ヨルダン・アンマンのクリフホテルに香田さんがチェックインしたのは19日。ホテルのマネジャー、サメルさん(31)に「イラクに行って、何が起きているのかを自分の目で見たい。サマワに行きたい」と相談した。
イラク入国に必要なビザ(査証)を持っていなかったが、審査がゆるい長距離バスで行けば入れるかも知れない。そんなことをいっていた。
サメルさんは他の日本人客と一緒に「危ないから、やめた方がいい」と説得したが、香田さんの気は変わらなかった。
20日夕、サメルさんはバス乗り場まで案内した。出発間際、香田さんは「お金が100ドルしかないが、大丈夫だろうか」といっていたという。
出発の約2時間後、サメルさんは心配になって日本大使館に電話し、宿帳の名前を伝えた。「連絡を受けたのはバスが出た後で、止めるすべはなかった」と日本大使館の担当者。サメルさんは「もっと強く止めれば良かった」と悔やむ。
約1000キロを走る長距離バスは座席数25。片道運賃約10ドル。21日午前、バグダッド中央駅の向かいにあるバスターミナルに到着した。

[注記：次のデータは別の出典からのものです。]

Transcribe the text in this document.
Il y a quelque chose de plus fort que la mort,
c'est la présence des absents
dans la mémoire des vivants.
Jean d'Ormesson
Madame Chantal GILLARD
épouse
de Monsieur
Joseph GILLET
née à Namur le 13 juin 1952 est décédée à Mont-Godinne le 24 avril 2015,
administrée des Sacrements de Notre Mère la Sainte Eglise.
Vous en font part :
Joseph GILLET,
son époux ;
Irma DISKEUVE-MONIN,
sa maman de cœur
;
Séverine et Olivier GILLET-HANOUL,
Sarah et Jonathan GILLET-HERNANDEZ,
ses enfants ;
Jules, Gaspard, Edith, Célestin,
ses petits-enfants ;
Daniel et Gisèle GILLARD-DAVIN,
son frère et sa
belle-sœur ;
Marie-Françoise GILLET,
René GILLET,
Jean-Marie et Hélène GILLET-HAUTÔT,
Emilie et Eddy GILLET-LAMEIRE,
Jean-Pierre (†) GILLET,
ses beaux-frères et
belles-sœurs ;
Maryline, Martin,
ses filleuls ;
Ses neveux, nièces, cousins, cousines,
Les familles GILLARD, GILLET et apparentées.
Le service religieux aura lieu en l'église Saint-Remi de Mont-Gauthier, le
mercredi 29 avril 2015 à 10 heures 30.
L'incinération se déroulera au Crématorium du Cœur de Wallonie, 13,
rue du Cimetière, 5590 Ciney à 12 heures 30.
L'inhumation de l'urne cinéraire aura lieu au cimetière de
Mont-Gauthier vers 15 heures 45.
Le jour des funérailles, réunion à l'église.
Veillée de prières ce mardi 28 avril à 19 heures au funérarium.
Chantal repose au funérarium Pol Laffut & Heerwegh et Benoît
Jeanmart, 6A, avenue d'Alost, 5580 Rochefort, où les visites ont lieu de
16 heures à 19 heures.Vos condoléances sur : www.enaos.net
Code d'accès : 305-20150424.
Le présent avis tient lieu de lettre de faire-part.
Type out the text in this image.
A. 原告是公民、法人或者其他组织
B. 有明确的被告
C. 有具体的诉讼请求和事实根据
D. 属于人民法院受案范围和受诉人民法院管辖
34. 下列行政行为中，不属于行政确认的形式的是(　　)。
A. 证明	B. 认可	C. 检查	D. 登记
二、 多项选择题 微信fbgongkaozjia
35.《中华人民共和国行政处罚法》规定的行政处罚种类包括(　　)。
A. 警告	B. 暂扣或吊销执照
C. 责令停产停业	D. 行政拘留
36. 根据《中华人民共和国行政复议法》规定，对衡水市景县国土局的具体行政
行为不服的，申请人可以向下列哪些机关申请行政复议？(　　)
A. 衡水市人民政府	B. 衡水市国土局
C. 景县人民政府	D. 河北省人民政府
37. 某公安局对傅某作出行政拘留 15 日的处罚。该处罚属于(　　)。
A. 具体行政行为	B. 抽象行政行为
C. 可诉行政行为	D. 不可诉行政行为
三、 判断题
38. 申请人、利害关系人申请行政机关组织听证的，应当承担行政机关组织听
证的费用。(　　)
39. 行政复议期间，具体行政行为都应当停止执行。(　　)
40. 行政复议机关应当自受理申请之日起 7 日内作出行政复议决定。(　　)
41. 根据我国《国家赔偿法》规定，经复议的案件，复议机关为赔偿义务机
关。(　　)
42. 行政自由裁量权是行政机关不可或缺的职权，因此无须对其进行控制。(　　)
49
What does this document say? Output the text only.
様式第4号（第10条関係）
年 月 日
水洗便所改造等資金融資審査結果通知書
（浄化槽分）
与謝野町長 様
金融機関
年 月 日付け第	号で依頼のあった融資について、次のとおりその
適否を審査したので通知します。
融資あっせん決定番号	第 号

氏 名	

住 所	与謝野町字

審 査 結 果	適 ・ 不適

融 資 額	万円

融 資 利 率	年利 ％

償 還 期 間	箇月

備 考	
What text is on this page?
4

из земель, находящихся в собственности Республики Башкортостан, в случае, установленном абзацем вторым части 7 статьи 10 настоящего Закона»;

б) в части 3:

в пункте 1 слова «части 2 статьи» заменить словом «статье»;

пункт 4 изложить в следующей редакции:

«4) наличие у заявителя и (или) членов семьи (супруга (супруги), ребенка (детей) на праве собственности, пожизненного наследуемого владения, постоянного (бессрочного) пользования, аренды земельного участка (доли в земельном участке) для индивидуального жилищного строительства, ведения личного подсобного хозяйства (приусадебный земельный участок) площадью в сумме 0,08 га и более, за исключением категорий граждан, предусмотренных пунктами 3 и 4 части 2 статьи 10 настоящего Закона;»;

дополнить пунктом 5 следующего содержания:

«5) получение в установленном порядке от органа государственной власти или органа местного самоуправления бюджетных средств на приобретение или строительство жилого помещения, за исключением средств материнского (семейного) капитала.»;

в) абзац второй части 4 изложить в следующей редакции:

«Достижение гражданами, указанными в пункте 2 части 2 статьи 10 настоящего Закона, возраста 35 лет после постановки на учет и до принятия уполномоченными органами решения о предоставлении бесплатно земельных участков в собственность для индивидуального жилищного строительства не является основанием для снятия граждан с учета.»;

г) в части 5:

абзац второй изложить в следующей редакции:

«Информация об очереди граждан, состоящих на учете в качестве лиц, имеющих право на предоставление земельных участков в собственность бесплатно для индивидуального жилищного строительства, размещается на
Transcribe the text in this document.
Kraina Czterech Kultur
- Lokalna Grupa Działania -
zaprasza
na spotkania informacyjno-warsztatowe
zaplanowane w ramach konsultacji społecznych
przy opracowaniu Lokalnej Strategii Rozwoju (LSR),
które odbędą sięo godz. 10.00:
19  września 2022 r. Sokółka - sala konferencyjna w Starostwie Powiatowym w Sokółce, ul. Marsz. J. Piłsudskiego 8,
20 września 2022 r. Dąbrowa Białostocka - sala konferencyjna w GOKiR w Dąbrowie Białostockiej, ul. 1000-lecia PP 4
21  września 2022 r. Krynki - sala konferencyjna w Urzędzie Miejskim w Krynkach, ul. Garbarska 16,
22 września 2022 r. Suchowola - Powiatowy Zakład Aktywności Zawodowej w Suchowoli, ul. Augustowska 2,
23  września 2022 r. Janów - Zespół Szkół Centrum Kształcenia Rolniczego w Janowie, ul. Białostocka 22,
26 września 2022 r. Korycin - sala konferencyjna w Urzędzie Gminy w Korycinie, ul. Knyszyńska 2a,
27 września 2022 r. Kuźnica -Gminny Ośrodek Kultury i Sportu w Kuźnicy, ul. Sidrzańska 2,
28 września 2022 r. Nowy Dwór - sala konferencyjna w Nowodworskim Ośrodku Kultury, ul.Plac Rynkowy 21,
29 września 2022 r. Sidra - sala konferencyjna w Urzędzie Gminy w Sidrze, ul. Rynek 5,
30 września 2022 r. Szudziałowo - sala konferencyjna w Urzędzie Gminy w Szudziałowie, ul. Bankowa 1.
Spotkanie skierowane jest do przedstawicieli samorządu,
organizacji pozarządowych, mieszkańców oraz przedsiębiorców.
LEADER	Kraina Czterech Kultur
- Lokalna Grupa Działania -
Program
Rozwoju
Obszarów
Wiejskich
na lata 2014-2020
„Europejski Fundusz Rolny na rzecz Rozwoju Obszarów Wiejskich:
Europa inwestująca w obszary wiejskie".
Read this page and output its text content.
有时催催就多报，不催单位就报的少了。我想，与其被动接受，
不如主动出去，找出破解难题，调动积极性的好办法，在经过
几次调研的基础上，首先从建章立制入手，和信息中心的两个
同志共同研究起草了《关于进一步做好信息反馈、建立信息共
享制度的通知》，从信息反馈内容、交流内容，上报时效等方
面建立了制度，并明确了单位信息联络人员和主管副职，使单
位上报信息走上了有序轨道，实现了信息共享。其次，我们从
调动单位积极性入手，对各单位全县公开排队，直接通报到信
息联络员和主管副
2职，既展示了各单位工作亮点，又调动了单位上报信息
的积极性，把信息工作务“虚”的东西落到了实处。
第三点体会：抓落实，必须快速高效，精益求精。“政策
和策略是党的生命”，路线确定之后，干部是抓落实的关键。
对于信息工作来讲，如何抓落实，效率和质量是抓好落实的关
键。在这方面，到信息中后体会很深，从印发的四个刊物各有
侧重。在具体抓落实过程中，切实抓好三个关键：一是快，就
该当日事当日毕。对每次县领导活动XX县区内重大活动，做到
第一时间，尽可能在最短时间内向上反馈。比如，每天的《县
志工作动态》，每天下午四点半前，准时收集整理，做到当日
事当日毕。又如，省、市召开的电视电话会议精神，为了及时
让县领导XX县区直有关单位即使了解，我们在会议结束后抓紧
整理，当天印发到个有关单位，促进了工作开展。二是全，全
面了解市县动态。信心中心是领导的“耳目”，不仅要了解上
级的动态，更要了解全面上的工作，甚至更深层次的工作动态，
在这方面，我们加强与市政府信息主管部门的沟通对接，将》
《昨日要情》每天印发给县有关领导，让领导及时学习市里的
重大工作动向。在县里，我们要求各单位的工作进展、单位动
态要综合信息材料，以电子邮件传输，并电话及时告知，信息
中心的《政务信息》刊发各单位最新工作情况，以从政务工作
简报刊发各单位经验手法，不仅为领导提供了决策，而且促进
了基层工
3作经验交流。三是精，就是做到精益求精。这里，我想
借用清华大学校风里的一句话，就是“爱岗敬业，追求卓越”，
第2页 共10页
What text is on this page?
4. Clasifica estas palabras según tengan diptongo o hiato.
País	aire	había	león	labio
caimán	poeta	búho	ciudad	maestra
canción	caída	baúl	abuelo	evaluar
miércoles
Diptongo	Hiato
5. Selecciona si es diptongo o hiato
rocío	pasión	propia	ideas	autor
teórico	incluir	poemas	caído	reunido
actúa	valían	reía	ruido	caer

Tシャツで軽装の日本人青年は周囲の視線を集め、「ここ数週間で外国人客はその人だけ」とバス会社職員は記憶している。
日本政府によると、この日、香田さんは宿泊を予定していたボルジュアラブホテルに行った。だが、外国人宿泊によるトラブルを恐れるホテル側から拒否された。
翌22日、香田さんは中心部のサドゥーン通り沿いにあるカサブランカホテルに現れた。
かつて外国人を1泊20ドル前後で泊め、NGO関係者らがよく利用していたホテルだ。だが、8月からイラク人しか泊めなくなっていた。外国人がいると米軍の捜索を受ける。外国人客を狙った武装勢力の攻撃も怖い。
「日本人青年に事情を説明し、謝ったうえで引き取ってもらった」と受付の男性(50)はいう。
香田さんは24日、近くのアガディールホテルを訪ね、同じ理由で宿泊を断られていた。